I've been thinking a lot about this problem and this is what I've done:

It's known that $T$ is compact iff for every $D \subset H$ bounded, $\overline{T(D)}$ is compact.

Now, if $T':H' \rightarrow H': y'\mapsto y'\circ T$ is the transpose operator of $T$, we can write (by definition) as $T^*=\psi^{-1}\circ T' \circ \psi$, where $\psi:H \rightarrow H'$ is the Fréchet-Riesz map (bijective isometry).

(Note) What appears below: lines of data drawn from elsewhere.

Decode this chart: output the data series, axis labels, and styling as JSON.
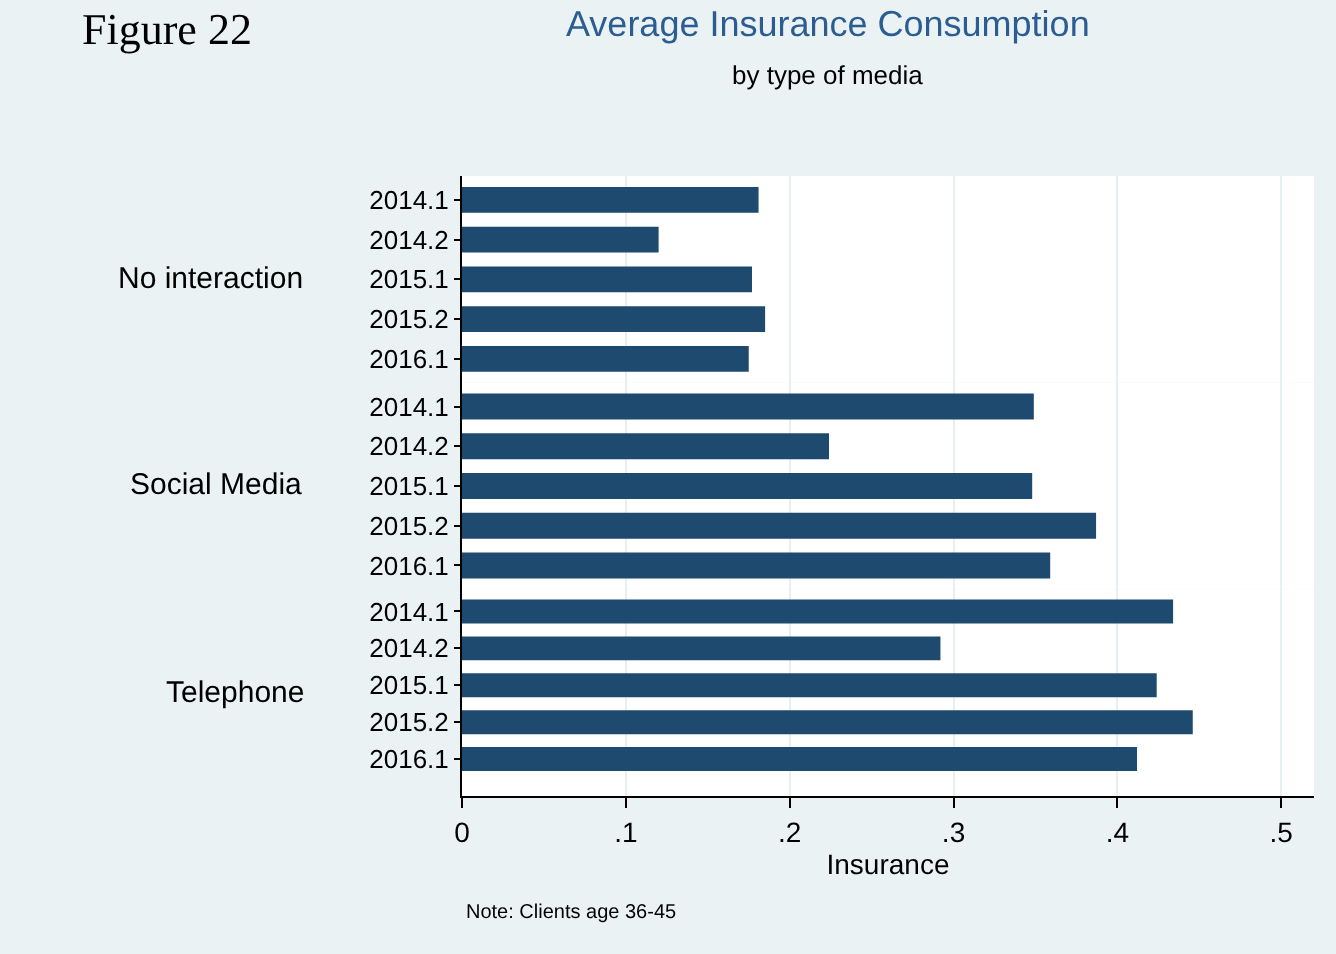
{
  "chart_data": [
    {
      "type": "bar",
      "orientation": "horizontal",
      "title": "Average Insurance Consumption",
      "subtitle": "by type of media",
      "annotations": [
        "Figure 22"
      ],
      "ylabel": "No interaction",
      "categories": [
        "2014.1",
        "2014.2",
        "2015.1",
        "2015.2",
        "2016.1"
      ],
      "values": [
        0.181,
        0.12,
        0.177,
        0.185,
        0.175
      ],
      "color": "#1f4a70",
      "xlim": [
        0,
        0.52
      ],
      "grid": "x",
      "tick_labels": "y"
    },
    {
      "type": "bar",
      "orientation": "horizontal",
      "ylabel": "Social Media",
      "categories": [
        "2014.1",
        "2014.2",
        "2015.1",
        "2015.2",
        "2016.1"
      ],
      "values": [
        0.349,
        0.224,
        0.348,
        0.387,
        0.359
      ],
      "color": "#1f4a70",
      "xlim": [
        0,
        0.52
      ],
      "grid": "x",
      "tick_labels": "y"
    },
    {
      "type": "bar",
      "orientation": "horizontal",
      "ylabel": "Telephone",
      "xlabel": "Insurance",
      "annotations": [
        "Note: Clients age 36-45"
      ],
      "categories": [
        "2014.1",
        "2014.2",
        "2015.1",
        "2015.2",
        "2016.1"
      ],
      "values": [
        0.434,
        0.292,
        0.424,
        0.446,
        0.412
      ],
      "color": "#1f4a70",
      "xlim": [
        0,
        0.52
      ],
      "xticks": [
        0,
        {
          "value": 0.1,
          "label": ".1"
        },
        {
          "value": 0.2,
          "label": ".2"
        },
        {
          "value": 0.3,
          "label": ".3"
        },
        {
          "value": 0.4,
          "label": ".4"
        },
        {
          "value": 0.5,
          "label": ".5"
        }
      ],
      "grid": "x"
    }
  ]
}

Then, given $D \subset H$ bounded: $$\overline{T^*(D)}=\overline{\psi^{-1}\circ T' \circ \psi (D)}=\overline{\psi^{-1}\circ (T'( \psi))(D)}=\overline{\psi^{-1}\circ (\psi \circ T)(D)}=\overline{(\psi^{-1}\circ \psi) \circ T (D)}=\overline{T(D)}$$ that is compact by hypothesis.

But I know that this proof must be necessary incorrect, because it would mean that $T=T^{*}$, what is false in general. I'd appreciate if someone help me to solve this problem. I've seen a similar question in: Easy Proof Adjoint(Compact)=Compact, but I'd like a proof avoiding using Ascoli-Arzelá. Thank you for your help.

Answer 1

Here is an answer using the idea that Cauchy sequences are convergent in complete spaces.

Answer 2

If you look at the Polar Decomposition, you can write $T=U(T^*T)^{1/2}$, and it follows that $U^*$ maps the closed range of $T$ onto the closed range of $T^*$. So if $T(X)$ is compact for a ball $X$, so is $T^*(X)=UT(X)$.

The Polar Decomposition can be used here in a second way, if you use the fact that compact operators form a closed ideal. Indeed, if $T$ is compact then so is $T^*T$, and thus $(T^*T)^{1/2}$. So $T^*=(T^*T)^{1/2}U$ is compact.